I have met many other Terris philosophers since that day. They are, every one, men of great wisdom and ponderous sagaciousness. men with n almost palpable importance.
 
Not so Kwaan. In a way, he is as unlikely a prophet as I am a hero. He never had an air of ceremonious wisdom - nor was he even a religious scholar. When we first met, he was studying one of his ridiculous interests in the great Khlenni library - I believe he was trying to determine whether or not trees could think.
 
That he should be the one who finally discovered the great Hero of Terris prophecy is a matter that would cause me to laugh, had events turned out just a little differently.
 
'''Chapter 20:'''
 
It isn't a shadow.
 
This dark thing that follows me, the thing that only I can see - It isn't really a shadow. It's blackish and translucent, but it doesn't have a shadowlike solid outline. It's insubstantial - wispy and formless. Like it's made out of a dark fog.
 
Or mist, perhaps.
 
'''Chapter 21:'''
 
"The Hero of Ages shall be not a man, but a force. No nation may claim him, no woman shall keep him, and no king may slay him. He shall belong to none, not even himself."
 
'''Chapter 22:'''
 
At first, there were those who didn't think the Deepness was a serious danger, at least not to them.

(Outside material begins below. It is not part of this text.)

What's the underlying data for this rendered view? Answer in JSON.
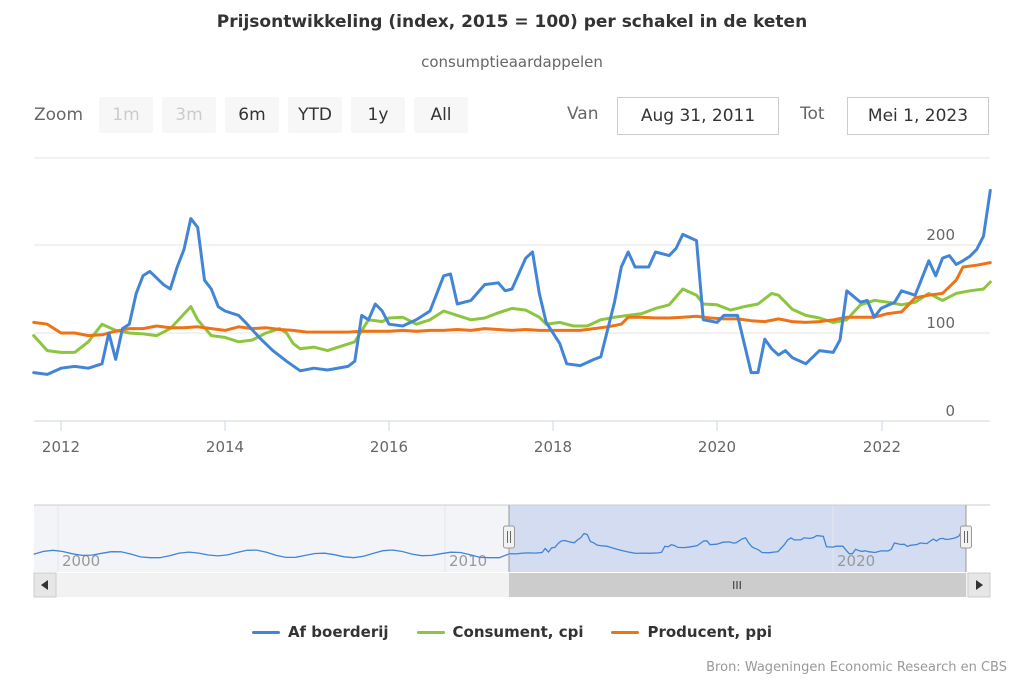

However, it brought with it a blight that I have seen infect nearly every part of the land. Armies are useless before it. Great cities are laid low by its power. Crops fail, and the land dies.
 
This is the thing I fight. This is the monster I must defeat. I fear that I have taken too long. Already, so much destruction has occurred that I fear for mankind's survival.
 
Is this truly the end of the world, as many of the philosophers predict?